Adoption is an emotional process that is both exhausting and exhilarating. When the big moment finally arrives, adoptive parents have usually experienced many highs and lows, and have waited a long time for a child to be placed in their arms. Newly adoptive parents may feel confused and guilt-ridden. Instead of being grateful and overjoyed, they feel ambivalent, depressed, resentful or angry, and may even be questioning their decision to adopt. There is a sense that they “should” feel happy and content now that they finally have what they have wanted and worked towards all this time. When the post adoption blues hit, it is often unexpected and always unwelcome.
Although it is not a formally recognized disorder, Post-Adoption Depression Syndrome (PADS) is a term coined by June Bond in 1995 to describe the stress, anxiety and depression that many parents experience following adoption. Much like Post-Partum Depression, PADS usually affects adoptive mothers, with some estimates suggesting that close to 65% of adoptive mothers experience it at some point after bringing a child home. Post Adoption Depression Syndrome can be attributed to a number of different factors, not the least of which is the stress inherent in parenting. This is especially true when there are attachment/bonding challenges and the needs of the child are more significant than expected. Some newly adoptive parents report that bringing a child home reignites feelings of grief, loss and unresolved infertility issues, all of which can contribute to depression. PADS has also been likened to the let down that can occur after accomplishing a big goal or completing other major life milestones, like getting married or graduating from college.

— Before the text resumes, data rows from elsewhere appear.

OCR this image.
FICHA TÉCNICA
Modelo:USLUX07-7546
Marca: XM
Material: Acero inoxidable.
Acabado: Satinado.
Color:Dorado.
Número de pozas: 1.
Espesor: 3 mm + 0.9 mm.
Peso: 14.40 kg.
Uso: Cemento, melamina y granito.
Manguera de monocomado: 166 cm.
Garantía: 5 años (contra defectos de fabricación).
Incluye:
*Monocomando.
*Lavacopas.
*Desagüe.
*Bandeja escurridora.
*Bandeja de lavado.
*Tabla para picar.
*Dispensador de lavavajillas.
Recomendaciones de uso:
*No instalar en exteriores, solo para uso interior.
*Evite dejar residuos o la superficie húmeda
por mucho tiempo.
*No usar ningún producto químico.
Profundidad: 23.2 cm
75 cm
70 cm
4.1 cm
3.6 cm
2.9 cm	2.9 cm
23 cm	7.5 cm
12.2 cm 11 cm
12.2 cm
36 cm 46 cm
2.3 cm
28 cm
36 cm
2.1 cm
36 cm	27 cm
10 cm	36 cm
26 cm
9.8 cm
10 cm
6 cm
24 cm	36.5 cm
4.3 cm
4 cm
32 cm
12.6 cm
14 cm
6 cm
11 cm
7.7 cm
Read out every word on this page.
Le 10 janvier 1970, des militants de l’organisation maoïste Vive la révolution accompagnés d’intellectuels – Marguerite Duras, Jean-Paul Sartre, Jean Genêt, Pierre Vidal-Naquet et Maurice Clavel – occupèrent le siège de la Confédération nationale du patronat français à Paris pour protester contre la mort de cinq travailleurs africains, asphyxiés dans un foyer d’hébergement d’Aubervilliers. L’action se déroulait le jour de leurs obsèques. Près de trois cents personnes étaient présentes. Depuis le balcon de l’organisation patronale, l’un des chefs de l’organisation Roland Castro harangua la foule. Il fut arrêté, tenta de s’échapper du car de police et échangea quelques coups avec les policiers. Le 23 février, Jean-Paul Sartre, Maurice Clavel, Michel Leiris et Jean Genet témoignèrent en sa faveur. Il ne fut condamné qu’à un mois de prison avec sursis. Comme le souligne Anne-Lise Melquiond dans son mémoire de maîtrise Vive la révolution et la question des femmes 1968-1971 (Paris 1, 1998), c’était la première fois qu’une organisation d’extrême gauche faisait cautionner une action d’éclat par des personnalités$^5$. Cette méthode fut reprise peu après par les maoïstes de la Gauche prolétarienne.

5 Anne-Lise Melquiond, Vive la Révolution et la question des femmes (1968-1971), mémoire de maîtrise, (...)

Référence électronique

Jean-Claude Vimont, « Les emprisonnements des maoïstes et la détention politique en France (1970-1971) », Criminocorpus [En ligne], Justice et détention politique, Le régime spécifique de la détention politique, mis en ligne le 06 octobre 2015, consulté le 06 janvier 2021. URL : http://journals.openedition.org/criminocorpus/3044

Adoptive parents need to know and understand that PADS is a normal and even predictable crisis, and it does not reflect on an adoptive parent’s desire, willingness or ability to parent. Knowledge, preparation and support are all critical to surviving and moving past PADS.
Signs you might be experiencing PADS:
· Loss of interest or enjoyment in activities you used to enjoy
· Difficulty with concentrating or making decisions
· Fatigue or loss of energy
· Difficulty sleeping or increased need for sleep
· Significant weight change
· Excessive guilt
· Feelings of powerlessness
· Feelings of worthlessness
· Sense of hopelessness
· Suicidal thoughts or ideation
How to handle it:
- Take care of yourself – Self Care is incredibly important! Find some down time to engage in activities you enjoy. Make sure to eat right, exercise, rest, and get enough sleep.
- Remember you are not alone – Connect with other adoptive parents who are experiencing similar feelings and challenges.
- Give yourself time to bond – Bonding and attachment can be a slow process, so be patient.
- Ask for support and seek help – Do not be ashamed or afraid to ask friends and family members for help. For your benefit and the benefit of your child and family, seek professional assistance if needed.
- Keep in mind that the first several months after an adoptive placement are a transitional time for everyone in the family. Take it one day at a time, enjoy the positive moments, and be kind to yourself.